This is a planning / work breakdown page for driving the development of a well defined efficient data serialization format for VSS data.
Background:
- VISS v2 has a comprehensive feature set, and therefore also defines a JSON message transfer format that is full featured.
- JSON is the default and popular way to encode data in many web (and other) environments. Whenever JSON is applicable then reusing the VISS definition is recommended.
- JSON is however text-based and somewhat verbose. Memory and bandwidth efficiency is important in certain situations.
- Unlike VISS, many other protocols do not define the payload format. These require reuse of a defined format.
- Reuse VISS message definition in JSON
- ...or a new data serialization format.
- VISS v2 development have occasionally also discussed adding an alternative or "compressed" format in addition to VISS. The analysis/development here might potentially influence also that -> leading to a VISS+binary encoding variation
- Either way, there is a clear driver towards developing a common standard, and supporting tools, for serializing VSS data.
- Since this is not a new problem, a definition is likely to leverage existing binary serialization formats and simply document the message definitions that are applicable for data following the VSS data model.
- Additional rationale/background could be found in: Data serialization / value formats
Initial design thoughts:
- To complement the JSON approach, this is aiming for a highly space efficient (binary) representation of data.
- It should likely reuse some framework to define the serialization. Protobuf and AVRO are two popular choices:
- GRPC is a popular choice of RPC framework, and that may influence in the direction of using protobuf also for data
- Protobuf is used in SENSORIS definitions
- AVRO is used in eSync Alliance and therefore a natural choice for our liaison / collaboration with eSync Alliance.
- AVRO is part of Apache technology stack, and thus fits well into Kafka, Spark, NiFi... that are also popular data processing technologies.

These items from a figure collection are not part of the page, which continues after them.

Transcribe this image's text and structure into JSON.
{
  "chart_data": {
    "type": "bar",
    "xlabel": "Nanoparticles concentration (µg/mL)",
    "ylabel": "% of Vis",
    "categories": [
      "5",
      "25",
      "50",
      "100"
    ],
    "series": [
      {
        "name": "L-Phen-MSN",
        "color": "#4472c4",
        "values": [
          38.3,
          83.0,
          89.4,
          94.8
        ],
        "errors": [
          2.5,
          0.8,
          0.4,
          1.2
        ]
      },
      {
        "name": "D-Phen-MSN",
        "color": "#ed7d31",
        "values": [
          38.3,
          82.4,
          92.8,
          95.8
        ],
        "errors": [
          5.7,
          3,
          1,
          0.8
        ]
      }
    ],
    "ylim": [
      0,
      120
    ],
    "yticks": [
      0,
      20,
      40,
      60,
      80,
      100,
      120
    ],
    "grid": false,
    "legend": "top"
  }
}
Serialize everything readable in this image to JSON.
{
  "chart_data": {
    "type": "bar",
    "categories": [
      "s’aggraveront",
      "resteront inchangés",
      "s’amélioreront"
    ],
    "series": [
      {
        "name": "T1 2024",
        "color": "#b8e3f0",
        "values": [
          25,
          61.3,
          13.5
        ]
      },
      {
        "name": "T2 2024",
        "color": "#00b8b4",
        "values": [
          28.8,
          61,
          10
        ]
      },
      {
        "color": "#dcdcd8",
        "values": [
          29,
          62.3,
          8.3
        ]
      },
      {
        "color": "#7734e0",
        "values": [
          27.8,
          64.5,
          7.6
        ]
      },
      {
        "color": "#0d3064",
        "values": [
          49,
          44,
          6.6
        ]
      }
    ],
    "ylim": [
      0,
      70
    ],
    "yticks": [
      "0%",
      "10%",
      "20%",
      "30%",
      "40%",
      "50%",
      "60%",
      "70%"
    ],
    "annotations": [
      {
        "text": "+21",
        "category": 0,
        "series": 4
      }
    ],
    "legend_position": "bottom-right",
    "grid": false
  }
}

Proposal: We should develop VSS data message descriptions in both Protobuf and AVRO.
Please note the difference between:
- Describing a VSS-formatted catalog of data in a new format, e.g. VSS(YAML)→JSON conversion that exists in vss-tools, or the VSS(YAML) → Protobuf converter.
- Describing the payload format to transfer values that have been measured, for VSS-defined data items.
We are here talking about 2), not 1).
VSS has a limited set of data types (numbers represented as integers of different bit size, floating point types, strings, etc.) so the serialization format of the data itself is likely trivial. But since the scope of this work is to define useful payloads in protocol transfer, it includes more information than only the data value itself. Prominently, of course, value carrying messages almost always have a time stamp. Agreeing on and implementing the message format is required, even if leveraging encoding technologies built into protobuf, AVRO, and similar.
A full background and the suggested definition of several message types is here: Data serialization / value formats (please provide input/improvements there, so that it can be the blueprint for the development described on this page.)